Glenn

THE OHIO VALLEY-GREAT LAKES ETHNOHISTORY ARCHIVES: THE MIAMI COLLECTION
It is noted that the following work from the Miami Archives should be read and considered within the historical context in which it was composed and printed. The opinions expressed and the language used do not reflect the opinions or standards of the Glenn A. Black Laboratory of Archaeology, but are, rather, indicative of thought in that historical moment during which the document was published.


 

Journal of M. de la Salle to the River Mississippi

(annexed to the letter of M. de Frontenac of the 9th of November, 1680)

La Salle, Robert, Sieur de In: Ministere des Colonies. Amerique de Nord.
Enterprises de Cavelier de la Sall. C 13, vol. 3, fol. 23;
Margry, microfilm, vol. II, pp. 95-105.

 

pp.

 

96,

97,

98,

99,

100,

 

 

 

101,

102,

103,

104,

105.

 

 

(page 96) The basin which you enter to go from the Lake of the Illinois to the River Divine is by no means suitable for a passage way for it has no roadsteads, winds, nor any entrance for a vessel, nor even for a canoe, except when it is very calm. (page 97)The meadows through which it might be intended to make a passage way are swamped whenever it rains by torrents from the neighboring hills so that it is very difficult to make and maintain a channel there which would not immediately be filled up by sand and gravel; you cannot dig in the ground without finding water in it, and there are sand hills between the lake and the meadows.

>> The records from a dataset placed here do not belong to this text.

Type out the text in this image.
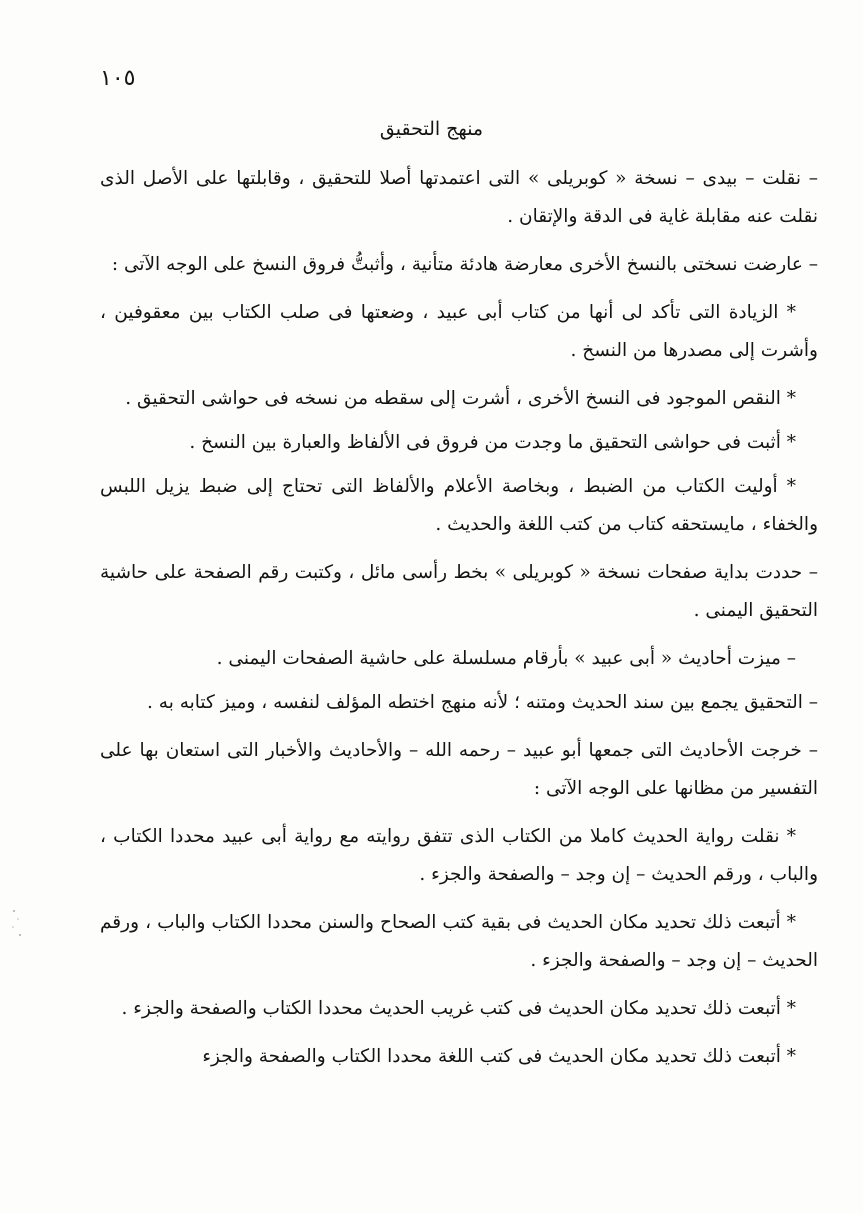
١٠٥
منهج التحقيق

– نقلت – بيدى – نسخة « كوبريلى » التى اعتمدتها أصلا للتحقيق ، وقابلتها على الأصل الذى نقلت عنه مقابلة غاية فى الدقة والإتقان .

– عارضت نسختى بالنسخ الأخرى معارضة هادئة متأنية ، وأثبتُّ فروق النسخ على الوجه الآتى :

* الزيادة التى تأكد لى أنها من كتاب أبى عبيد ، وضعتها فى صلب الكتاب بين معقوفين ، وأشرت إلى مصدرها من النسخ .

* النقص الموجود فى النسخ الأخرى ، أشرت إلى سقطه من نسخه فى حواشى التحقيق .

* أثبت فى حواشى التحقيق ما وجدت من فروق فى الألفاظ والعبارة بين النسخ .

* أوليت الكتاب من الضبط ، وبخاصة الأعلام والألفاظ التى تحتاج إلى ضبط يزيل اللبس والخفاء ، مايستحقه كتاب من كتب اللغة والحديث .

– حددت بداية صفحات نسخة « كوبريلى » بخط رأسى مائل ، وكتبت رقم الصفحة على حاشية التحقيق اليمنى .

– ميزت أحاديث « أبى عبيد » بأرقام مسلسلة على حاشية الصفحات اليمنى .

– التحقيق يجمع بين سند الحديث ومتنه ؛ لأنه منهج اختطه المؤلف لنفسه ، وميز كتابه به .

– خرجت الأحاديث التى جمعها أبو عبيد – رحمه الله – والأحاديث والأخبار التى استعان بها على التفسير من مظانها على الوجه الآتى :

* نقلت رواية الحديث كاملا من الكتاب الذى تتفق روايته مع رواية أبى عبيد محددا الكتاب ، والباب ، ورقم الحديث – إن وجد – والصفحة والجزء .

* أتبعت ذلك تحديد مكان الحديث فى بقية كتب الصحاح والسنن محددا الكتاب والباب ، ورقم الحديث – إن وجد – والصفحة والجزء .

* أتبعت ذلك تحديد مكان الحديث فى كتب غريب الحديث محددا الكتاب والصفحة والجزء .

* أتبعت ذلك تحديد مكان الحديث فى كتب اللغة محددا الكتاب والصفحة والجزء
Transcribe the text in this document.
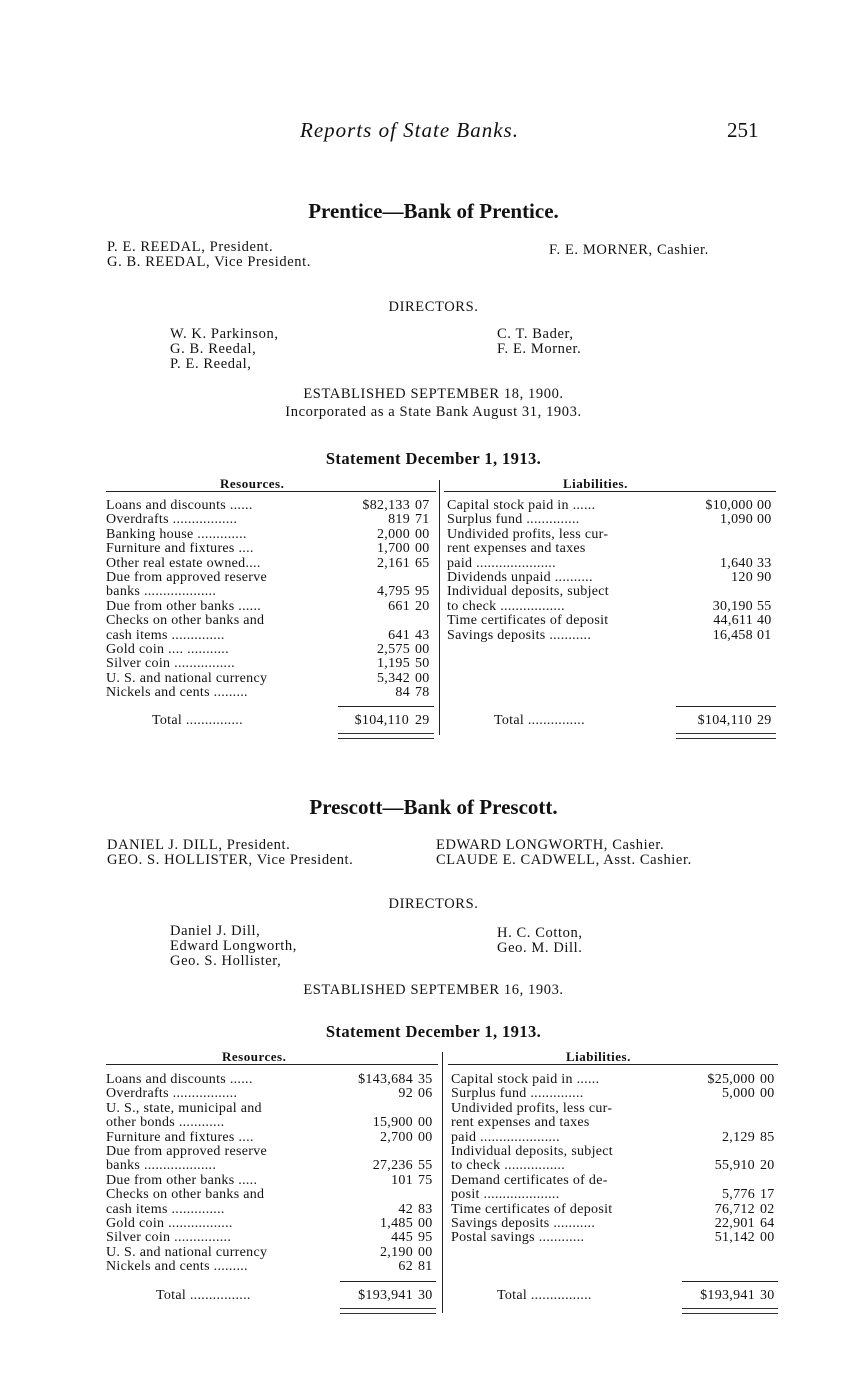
Reports of State Banks.	251
Prentice—Bank of Prentice.
P. E. REEDAL, President.
G. B. REEDAL, Vice President.
F. E. MORNER, Cashier.
DIRECTORS.
W. K. Parkinson,
G. B. Reedal,
P. E. Reedal,
C. T. Bader,
F. E. Morner.
ESTABLISHED SEPTEMBER 18, 1900.
Incorporated as a State Bank August 31, 1903.
Statement December 1, 1913.
Resources.	Liabilities.
Loans and discounts ......	$82,133 07
Overdrafts .................	819 71
Banking house .............	2,000 00
Furniture and fixtures ....	1,700 00
Other real estate owned....	2,161 65
Due from approved reserve
banks ...................	4,795 95
Due from other banks ......	661 20
Checks on other banks and
cash items ..............	641 43
Gold coin .... ...........	2,575 00
Silver coin ................	1,195 50
U. S. and national currency	5,342 00
Nickels and cents .........	84 78
Capital stock paid in ......	$10,000 00
Surplus fund ..............	1,090 00
Undivided profits, less cur-
rent expenses and taxes
paid .....................	1,640 33
Dividends unpaid ..........	120 90
Individual deposits, subject
to check .................	30,190 55
Time certificates of deposit	44,611 40
Savings deposits ...........	16,458 01
Total ...............	$104,110 29	Total ...............	$104,110 29
Prescott—Bank of Prescott.
DANIEL J. DILL, President.
GEO. S. HOLLISTER, Vice President.
EDWARD LONGWORTH, Cashier.
CLAUDE E. CADWELL, Asst. Cashier.
DIRECTORS.
Daniel J. Dill,
Edward Longworth,
Geo. S. Hollister,
H. C. Cotton,
Geo. M. Dill.
ESTABLISHED SEPTEMBER 16, 1903.
Statement December 1, 1913.
Resources.	Liabilities.
Loans and discounts ......	$143,684 35
Overdrafts .................	92 06
U. S., state, municipal and
other bonds ............	15,900 00
Furniture and fixtures ....	2,700 00
Due from approved reserve
banks ...................	27,236 55
Due from other banks .....	101 75
Checks on other banks and
cash items ..............	42 83
Gold coin .................	1,485 00
Silver coin ...............	445 95
U. S. and national currency	2,190 00
Nickels and cents .........	62 81
Capital stock paid in ......	$25,000 00
Surplus fund ..............	5,000 00
Undivided profits, less cur-
rent expenses and taxes
paid .....................	2,129 85
Individual deposits, subject
to check ................	55,910 20
Demand certificates of de-
posit ....................	5,776 17
Time certificates of deposit	76,712 02
Savings deposits ...........	22,901 64
Postal savings ............	51,142 00
Total ................	$193,941 30	Total ................	$193,941 30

Even if it were possible, at a great cost, to make this channel, it would be useless, for the River Diving is not navigable for 40 leagues. From there to the great village of the Ilinois, canoes cannot go before summer comes, and there is also a great rapid on this side of the village.

. . .

The oxen are becoming scarcer since the Ilinois have been at war with their neighbors, as both sides kill them and hunt them continually.

There is navigation from Fort Crevecoeur to the sea. New Mexico is not more than 20 days' journey to the west of the fort.

The Matontenta came to see M. de La Salle, and brought a horses' hoof from the Spaniards they had killed in their country, distant only ten days' journey from the fort, from which one can get to it by river.

These Indians say that the Spaniards who make war on them use lances more than guns.

(page 98). . .

He [Sieur Jolliet] has not reflected that the Mosopelea, set down in his map, had been entirely destroyed before the daye of his journey.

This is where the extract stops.